If you need an activity that marks the closure of the workday or school day, be sure to include that, no matter how rushed you are.

Have a partner or coach at your elbow.

Even the best of psychics can become vulnerable.   Always designate a team member to check on you regularly and make sure you’re okay.

  • Clearly explain what you need.  Checking on you should not become a distraction for either of you.  Often, a visual check — just a glance to see how you look — is enough. Or, it could be a simple exchange once an hour, along the lines of: “Everything okay?” “Yes, everything’s fine.” “Good. I’ll check again in an hour.”
  • The person should know what’s normal for you when you’re working as a psychic.
  • The team member should be very clear about what’s not okay.
  • If you get into trouble, your partner or coach should be confident enough to act quickly to get help, no matter what you say.
  • Your partner should know exactly what kind of help you might need, and how to get that help for you, right away.

Know the risks.

Demon-like Photo by Michal Zacharzewski, Poland - SXCIn recent years, many psychics has been deceived by entities that did a really good job of pretending to be ghosts.

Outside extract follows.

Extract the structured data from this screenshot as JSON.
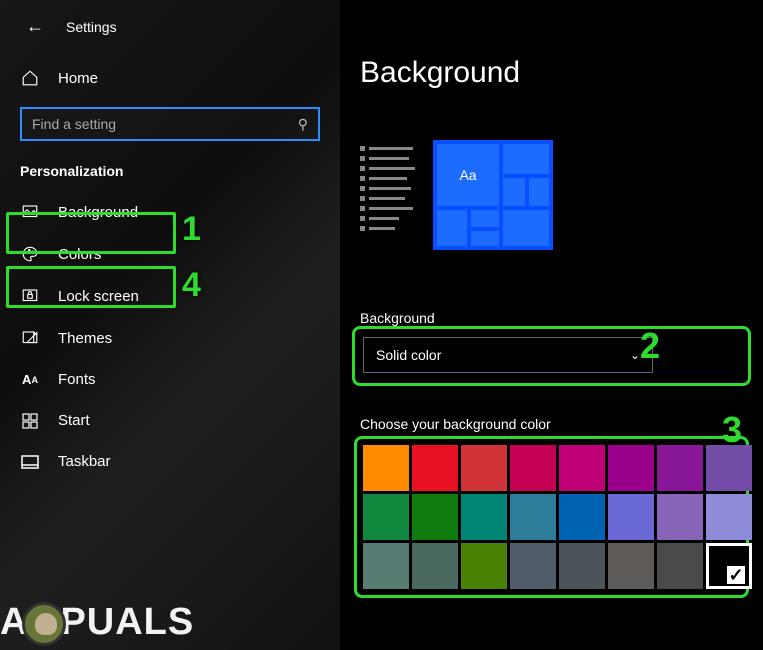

As a result, I’ve almost completely reversed my previous policies related to divinatory tools and trance mediums.

It’s not that I’m phobic about Ouija boards, and I won’t flee from the site if someone goes into a trance.  I’ve simply developed a healthy respect for what can go wrong on an investigation.

In recent years, we’ve seen far more frightening things than we did in the 1980s and 1990s.

I’m not talking about angry, territorial ghosts. They’re simply annoying.  Either get away from them or imagine yourself far larger than they are, and tell them to back off.

I’m concerned about dangerous and malicious entities. Whatever those are, they’re not part of ghost research.  So, due to the increasing number of reports like this, I’ve established new rules and recommendations for working in this field.

If you’re going to work as a psychic in a haunted setting, make sure you’re not alone.  Make sure a team member checks on  you, regularly.  And, if things make sure someone is watching you — not taking photos or using an EMF meter or ghost-related app — to be sure you’re safe.